Ok so today was a mad rush to get this box done. I just HAD to have it done tonight. I haven't glued or sealed it at all and I can hear the leaks but it doesn't matter because I am going to take it apart and do it correctly in the next few days.

Here it is with the first fit test. They are a little loose but I had to make the hole slightly bigger so that the SA-8 V.2s will fit. Although i will be having a PWK box designed for those when they get here.



























They are ready to be dropped in...









And the whole thing is ready to go in the truck...









In there and playing...









Just having listened to it for a couple minutes I can tell that they can do more than the 12 that was in there. The 12 was on 240w @ 4ohm and the 8s are on 360w @ 2ohm. I LOVE how small the box is. I can still put the seats down and lay big things across the top of the box without having to worry about pulling it out.


----------



## toylocost (Jul 4, 2011)

Box is finished...









I like the sound alot more than the 12. Much tighter and faster. Not to discredit the Sony at all though its great for what it is and all the problems I ever had with it could have been solved by a proper enclosure.

Loving the 8s though, nobody expects that's what's in there.


----------



## toylocost (Jul 4, 2011)

Made a video for the E-8s. Please excuse my awkwardness in front of the camera.

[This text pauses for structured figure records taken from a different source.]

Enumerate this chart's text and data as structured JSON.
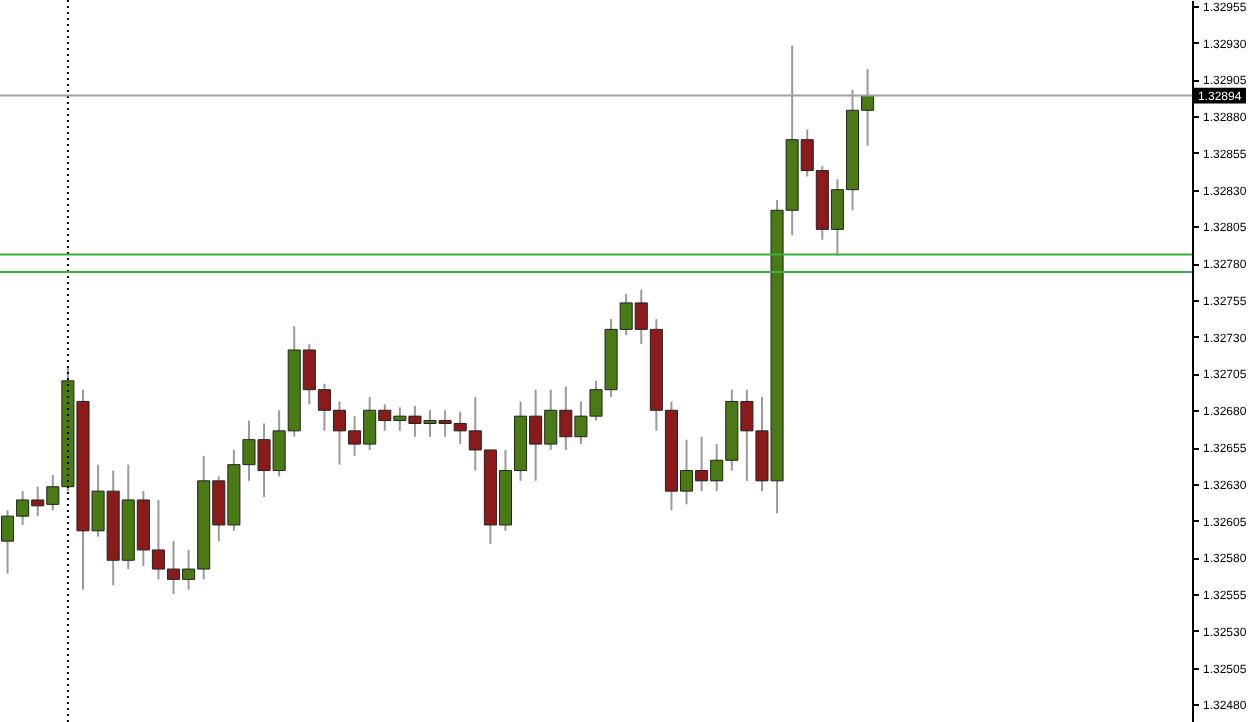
{
  "chart_data": {
    "type": "candlestick",
    "categories": [
      null,
      null,
      null,
      null,
      null,
      null,
      null,
      null,
      null,
      null,
      null,
      null,
      null,
      null,
      null,
      null,
      null,
      null,
      null,
      null,
      null,
      null,
      null,
      null,
      null,
      null,
      null,
      null,
      null,
      null,
      null,
      null,
      null,
      null,
      null,
      null,
      null,
      null,
      null,
      null,
      null,
      null,
      null,
      null,
      null,
      null,
      null,
      null,
      null,
      null,
      null,
      null,
      null,
      null,
      null,
      null,
      null,
      null,
      null,
      null,
      null,
      null,
      null,
      null,
      null,
      null,
      null,
      null,
      null,
      null,
      null,
      null,
      null,
      null,
      null,
      null,
      null,
      null,
      null
    ],
    "ohlc": [
      [
        1.32591,
        1.32612,
        1.32569,
        1.32608
      ],
      [
        1.32608,
        1.32625,
        1.32602,
        1.32619
      ],
      [
        1.32619,
        1.32628,
        1.32608,
        1.32615
      ],
      [
        1.32616,
        1.32636,
        1.32612,
        1.32628
      ],
      [
        1.32628,
        1.3271,
        1.32625,
        1.327
      ],
      [
        1.32686,
        1.32694,
        1.32558,
        1.32598
      ],
      [
        1.32598,
        1.32643,
        1.32594,
        1.32625
      ],
      [
        1.32625,
        1.32639,
        1.32561,
        1.32578
      ],
      [
        1.32578,
        1.32643,
        1.32572,
        1.32619
      ],
      [
        1.32619,
        1.32625,
        1.32574,
        1.32585
      ],
      [
        1.32585,
        1.32619,
        1.32565,
        1.32572
      ],
      [
        1.32572,
        1.32591,
        1.32555,
        1.32565
      ],
      [
        1.32565,
        1.32585,
        1.32558,
        1.32572
      ],
      [
        1.32572,
        1.32649,
        1.32565,
        1.32632
      ],
      [
        1.32632,
        1.32635,
        1.32591,
        1.32602
      ],
      [
        1.32602,
        1.32653,
        1.32598,
        1.32643
      ],
      [
        1.32643,
        1.32673,
        1.32632,
        1.3266
      ],
      [
        1.3266,
        1.32671,
        1.32621,
        1.32639
      ],
      [
        1.32639,
        1.3268,
        1.32635,
        1.32666
      ],
      [
        1.32666,
        1.32737,
        1.32662,
        1.32721
      ],
      [
        1.32721,
        1.32725,
        1.32684,
        1.32694
      ],
      [
        1.32694,
        1.32698,
        1.32666,
        1.3268
      ],
      [
        1.3268,
        1.32686,
        1.32643,
        1.32666
      ],
      [
        1.32666,
        1.32676,
        1.32649,
        1.32657
      ],
      [
        1.32657,
        1.32689,
        1.32653,
        1.3268
      ],
      [
        1.3268,
        1.32684,
        1.32666,
        1.32673
      ],
      [
        1.32673,
        1.32682,
        1.32666,
        1.32676
      ],
      [
        1.32676,
        1.32683,
        1.32662,
        1.32671
      ],
      [
        1.32671,
        1.3268,
        1.32662,
        1.32673
      ],
      [
        1.32673,
        1.3268,
        1.32662,
        1.32671
      ],
      [
        1.32671,
        1.32679,
        1.32657,
        1.32666
      ],
      [
        1.32666,
        1.32689,
        1.32639,
        1.32653
      ],
      [
        1.32653,
        1.32653,
        1.32589,
        1.32602
      ],
      [
        1.32602,
        1.32653,
        1.32598,
        1.32639
      ],
      [
        1.32639,
        1.32686,
        1.32632,
        1.32676
      ],
      [
        1.32676,
        1.32694,
        1.32632,
        1.32657
      ],
      [
        1.32657,
        1.32694,
        1.32653,
        1.3268
      ],
      [
        1.3268,
        1.32696,
        1.32653,
        1.32662
      ],
      [
        1.32662,
        1.32686,
        1.32657,
        1.32676
      ],
      [
        1.32676,
        1.327,
        1.32673,
        1.32694
      ],
      [
        1.32694,
        1.32742,
        1.32689,
        1.32735
      ],
      [
        1.32735,
        1.32759,
        1.32731,
        1.32753
      ],
      [
        1.32753,
        1.32762,
        1.32725,
        1.32735
      ],
      [
        1.32735,
        1.32742,
        1.32666,
        1.3268
      ],
      [
        1.3268,
        1.32686,
        1.32612,
        1.32625
      ],
      [
        1.32625,
        1.3266,
        1.32616,
        1.32639
      ],
      [
        1.32639,
        1.32662,
        1.32625,
        1.32632
      ],
      [
        1.32632,
        1.32657,
        1.32625,
        1.32646
      ],
      [
        1.32646,
        1.32694,
        1.32639,
        1.32686
      ],
      [
        1.32686,
        1.32694,
        1.32632,
        1.32666
      ],
      [
        1.32666,
        1.32689,
        1.32625,
        1.32632
      ],
      [
        1.32632,
        1.32823,
        1.3261,
        1.32816
      ],
      [
        1.32816,
        1.32928,
        1.32799,
        1.32864
      ],
      [
        1.32864,
        1.32871,
        1.32839,
        1.32843
      ],
      [
        1.32843,
        1.32846,
        1.32796,
        1.32803
      ],
      [
        1.32803,
        1.32837,
        1.32785,
        1.3283
      ],
      [
        1.3283,
        1.32898,
        1.32816,
        1.32884
      ],
      [
        1.32884,
        1.32912,
        1.3286,
        1.32894
      ],
      null,
      null,
      null,
      null,
      null,
      null,
      null,
      null,
      null,
      null,
      null,
      null,
      null,
      null,
      null,
      null,
      null,
      null,
      null,
      null,
      null
    ],
    "colors": [
      "#4a7a14",
      "#4a7a14",
      "#8b1a1a",
      "#4a7a14",
      "#4a7a14",
      "#8b1a1a",
      "#4a7a14",
      "#8b1a1a",
      "#4a7a14",
      "#8b1a1a",
      "#8b1a1a",
      "#8b1a1a",
      "#4a7a14",
      "#4a7a14",
      "#8b1a1a",
      "#4a7a14",
      "#4a7a14",
      "#8b1a1a",
      "#4a7a14",
      "#4a7a14",
      "#8b1a1a",
      "#8b1a1a",
      "#8b1a1a",
      "#8b1a1a",
      "#4a7a14",
      "#8b1a1a",
      "#4a7a14",
      "#8b1a1a",
      "#4a7a14",
      "#8b1a1a",
      "#8b1a1a",
      "#8b1a1a",
      "#8b1a1a",
      "#4a7a14",
      "#4a7a14",
      "#8b1a1a",
      "#4a7a14",
      "#8b1a1a",
      "#4a7a14",
      "#4a7a14",
      "#4a7a14",
      "#4a7a14",
      "#8b1a1a",
      "#8b1a1a",
      "#8b1a1a",
      "#4a7a14",
      "#8b1a1a",
      "#4a7a14",
      "#4a7a14",
      "#8b1a1a",
      "#8b1a1a",
      "#4a7a14",
      "#4a7a14",
      "#8b1a1a",
      "#8b1a1a",
      "#4a7a14",
      "#4a7a14",
      "#4a7a14",
      null,
      null,
      null,
      null,
      null,
      null,
      null,
      null,
      null,
      null,
      null,
      null,
      null,
      null,
      null,
      null,
      null,
      null,
      null,
      null,
      null
    ],
    "ylim": [
      1.32468,
      1.32959
    ],
    "yticks": [
      1.32955,
      {
        "value": 1.3293,
        "label": "1.32930"
      },
      1.32905,
      {
        "value": 1.3288,
        "label": "1.32880"
      },
      1.32855,
      {
        "value": 1.3283,
        "label": "1.32830"
      },
      1.32805,
      {
        "value": 1.3278,
        "label": "1.32780"
      },
      1.32755,
      {
        "value": 1.3273,
        "label": "1.32730"
      },
      1.32705,
      {
        "value": 1.3268,
        "label": "1.32680"
      },
      1.32655,
      {
        "value": 1.3263,
        "label": "1.32630"
      },
      1.32605,
      {
        "value": 1.3258,
        "label": "1.32580"
      },
      1.32555,
      {
        "value": 1.3253,
        "label": "1.32530"
      },
      1.32505,
      {
        "value": 1.3248,
        "label": "1.32480"
      }
    ],
    "ref_lines": [
      {
        "axis": "y",
        "value": 1.32894,
        "label": "1.32894",
        "color": "#a0a0a0",
        "line_style": "solid"
      },
      {
        "axis": "y",
        "value": 1.32786,
        "color": "#3cb03c",
        "line_style": "solid"
      },
      {
        "axis": "y",
        "value": 1.32774,
        "color": "#3cb03c",
        "line_style": "solid"
      }
    ],
    "grid": false,
    "tick_labels": "y"
  }
}
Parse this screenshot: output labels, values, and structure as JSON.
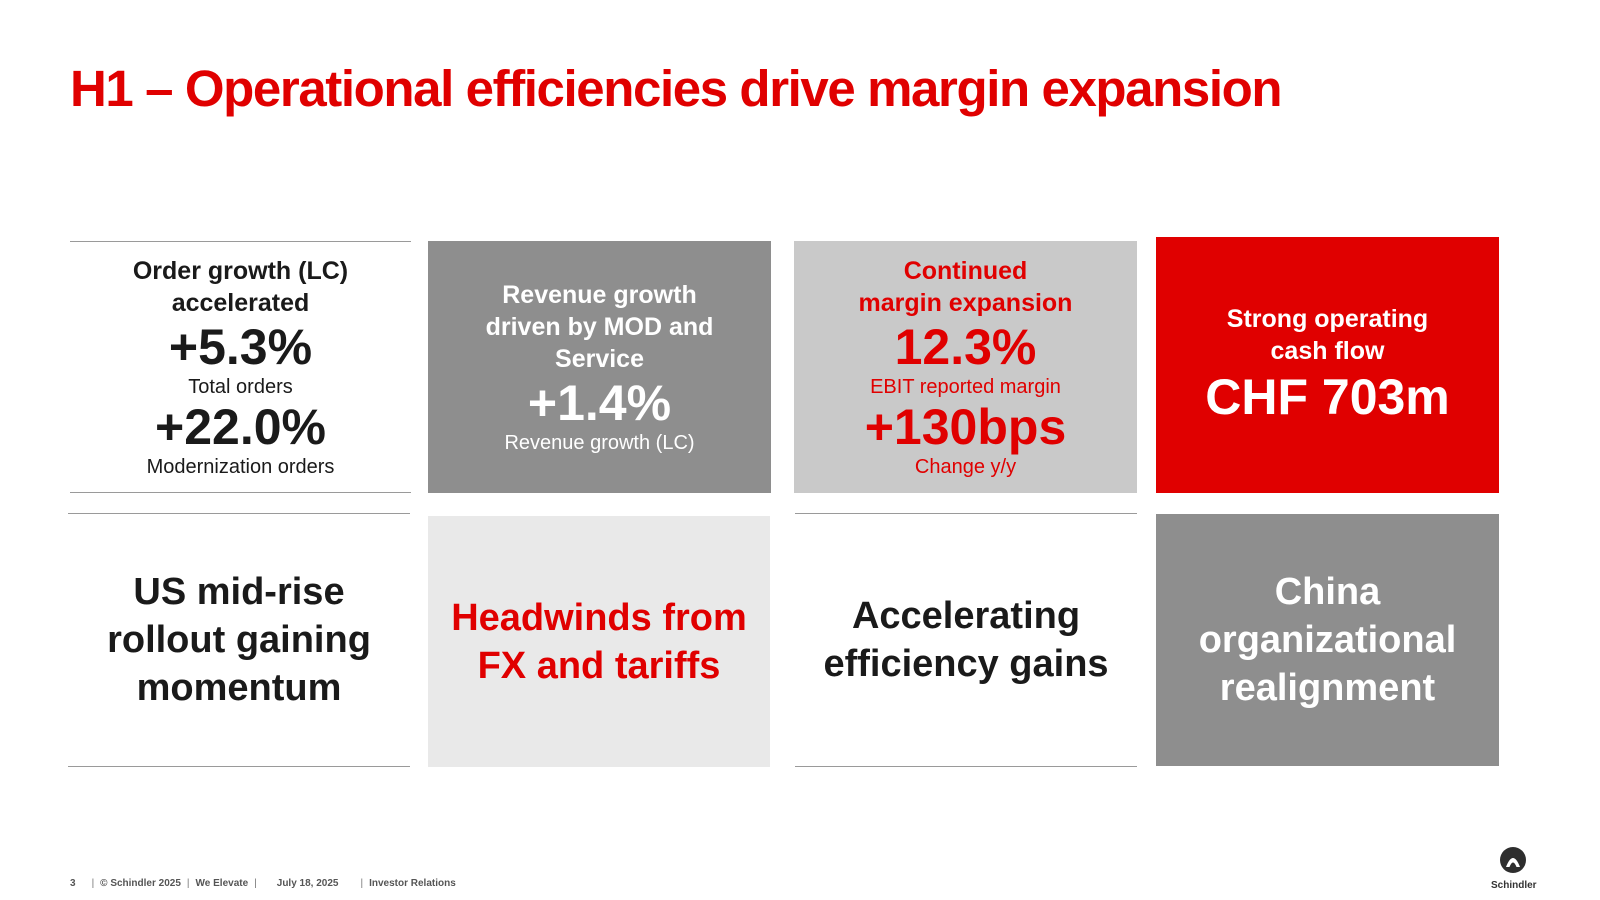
{
  "title": "H1 – Operational efficiencies drive margin expansion",
  "tiles": {
    "orders": {
      "heading_line1": "Order growth (LC)",
      "heading_line2": "accelerated",
      "value1": "+5.3%",
      "label1": "Total orders",
      "value2": "+22.0%",
      "label2": "Modernization orders"
    },
    "revenue": {
      "heading_line1": "Revenue growth",
      "heading_line2": "driven by MOD and",
      "heading_line3": "Service",
      "value": "+1.4%",
      "label": "Revenue growth (LC)"
    },
    "margin": {
      "heading_line1": "Continued",
      "heading_line2": "margin expansion",
      "value1": "12.3%",
      "label1": "EBIT reported margin",
      "value2": "+130bps",
      "label2": "Change y/y"
    },
    "cashflow": {
      "heading_line1": "Strong operating",
      "heading_line2": "cash flow",
      "value": "CHF 703m"
    },
    "us": {
      "line1": "US mid-rise",
      "line2": "rollout gaining",
      "line3": "momentum"
    },
    "headwinds": {
      "line1": "Headwinds from",
      "line2": "FX and tariffs"
    },
    "efficiency": {
      "line1": "Accelerating",
      "line2": "efficiency gains"
    },
    "china": {
      "line1": "China",
      "line2": "organizational",
      "line3": "realignment"
    }
  },
  "footer": {
    "page": "3",
    "copyright": "© Schindler 2025",
    "tagline": "We Elevate",
    "date": "July 18, 2025",
    "department": "Investor Relations"
  },
  "logo": {
    "label": "Schindler",
    "icon": "schindler-logo-icon"
  },
  "colors": {
    "accent_red": "#e00000",
    "dark_gray": "#8e8e8e",
    "mid_gray": "#c9c9c9",
    "light_gray": "#e9e9e9"
  }
}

Sundown E-8 V.2s in 4runner demo/review - YouTube


----------



## stockley1234 (Jan 31, 2010)

Looks good so far. I especially like that you never just left the hole in the cubby and actually spent the time to glass it in.

I'll be staying updated for sure. Also, I am trying to decide if I should go with Sundown's SA-8v2 or some other subwoofer so I am definitely sticking around to see how they work for you.


----------



## toylocost (Jul 4, 2011)

SA-8 V.2s...... MMMMMMMmmmmmMMM.....



































Went down over 100 watts from the E-8s due to the impedance change, and they are STILL louder and lower and stiff as hell.

Also submitted a Project Assessment Form on the PWK website so I will be having a new box design in a couple months. Then I need to get off my ass and do the Big 3 and wire up the 1200D. Should be fun!


----------



## JayinMI (Oct 18, 2008)

toylocost said:


> Thanks
> 
> 
> 
> ...


Um, not exactly, but the rest of the amps in that series were made in the range of 1990-92...might have even gone up to 1995, but I KNOW 90-92 for sure.

Jay


----------



## toylocost (Jul 4, 2011)

New stuff!


----------



## Billiam267 (Apr 17, 2013)

toylocost said:


> New stuff!


Dude, please post a video! i have a 2000 sr5 4runner and im looking at pretty much the same setup myself but i cant cecide on my sub stage, im gonna do either 4sd 2 8's or a sundown z4 15" in a pwk box  how do you like those imagines? did they fit in the doors? whats the midbass like?


----------



## toylocost (Jul 4, 2011)

Well unfortunately I had to sell this 4Runner so that I could go back to school. I know, I now, I'm as disappointed as you are. But school needs to take priority right now...

I love the SA-8s, I have them in my 1991 Corolla now that I drive to school. The Hybrids will fit in the doors with a little massaging, I had the driver's speaker in before I had to sell the truck but never got it finished enough to take pictures. I kept all my equipment though and it's all going into the Corolla as soon as I find some time to play with it. I haven't even been able to hear the Hybrids yet but they are awesome just to look at haha, I'm sure they'll live up to their expectations. Good luck!


----------